Sono presenti tutti quanti: ovviamente Violet, una matrona, malata di cancro alla bocca e imbottita da far schifo di pillole di cui è ormai dipendente cronica. Spesso violenta, verbalmente e fisicamente, ha perso i contatti con la realtà e nei pochi momenti di sobrietà vomita addosso a tutto e tutti pesanti scariche di odio e risentimento. Soprattutto sulle sue tre figlie, Barbara, la maggiore, la più dotata, quella su cui tutti contavano, ma fuggita di casa e con tanti problemi con mamma e papà; Ivy, la figlia di mezzo, fragile, silenziosa, senza un uomo nella sua vita, l'unica che è rimasta in zona e non si è fatta una vita sua vera e propria; infine Karen, la più piccola, la più sciocchina, fuggita nella Florida balneare, passando da un uomo all'altro, la più ignorata e forse odiata delle tre da mamma Vi.
Poi c'è l'altra branca della famiglia, zia Matty Fae, una enorme signora del sud, sboccata e rompiballe, incapace di farsi andare a genio il figlio, il piccolo Charlie (30enne), con qualche rotella fuori posto proprio a causa di questo trattamento ingiusto. E poi Charles, marito di Matty e papà di Charlie, un uomo che ha ormai abbandonato l'idea di discutere con la moglie, a cui preferisce il rifugio della marijuana, e che ama profondamente e protegge il suo unico figlio.

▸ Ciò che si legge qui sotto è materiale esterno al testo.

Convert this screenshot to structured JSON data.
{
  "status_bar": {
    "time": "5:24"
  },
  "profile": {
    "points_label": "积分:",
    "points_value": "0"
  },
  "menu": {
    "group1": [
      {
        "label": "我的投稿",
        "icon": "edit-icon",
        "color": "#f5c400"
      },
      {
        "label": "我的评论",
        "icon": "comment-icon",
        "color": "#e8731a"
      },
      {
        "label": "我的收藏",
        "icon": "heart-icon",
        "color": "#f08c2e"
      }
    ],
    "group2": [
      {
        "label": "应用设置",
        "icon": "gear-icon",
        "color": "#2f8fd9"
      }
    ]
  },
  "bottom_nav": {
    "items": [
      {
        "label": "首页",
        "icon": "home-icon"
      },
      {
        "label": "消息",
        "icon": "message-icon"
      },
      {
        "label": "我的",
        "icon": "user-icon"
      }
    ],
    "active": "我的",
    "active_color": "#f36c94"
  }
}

Quattro, cinque giorni rinchiusi in una casa dove le tende sono sempre tirate e la temperatura interna supera i 40 gradi (persino i pappagallini tropicali tirano le penne), in uno scontro continuo tra i membri femminili, in eterno disaccordo, con discussioni che variano dalla famiglia, i valori, l'amore, il modo di educare i figli, di accudire i propri genitori (scontro generazionale se ce n'è uno) e tanti tanti segreti -di cui uno tipicamente sudista. Tra aspettative tradite, insulti, gravi accuse e rinfacciamenti (ma si potrà dire? Crusca says YES) i Weston sono come i celeberrimi uragani che colpiscono queste regioni del sud. Reggeranno fino alla fine in questo showdown che non fa sconti a nessuno?
Questa donna malata e livorosa mi ha riportato alla mente mia nonna, scomparsa un paio d'anni fa. Barbara è praticamente mia madre (divorzio e canne a parte) e Ivy è mia zia, e il rapporto tra le tre è identico. Doloroso quanto impressionante vedere queste cose su schermo.
Questa è la grande forza del film, che è verosimile, anche se esasperato e terribilmente velenoso e disgustoso da sentire e vedere. Voi magari avrete famiglie più felici (adesso non è che noi ci siamo ammazzati di botte e presi a male parole, ma era abbastanza simile) e rimarrete colpiti meno.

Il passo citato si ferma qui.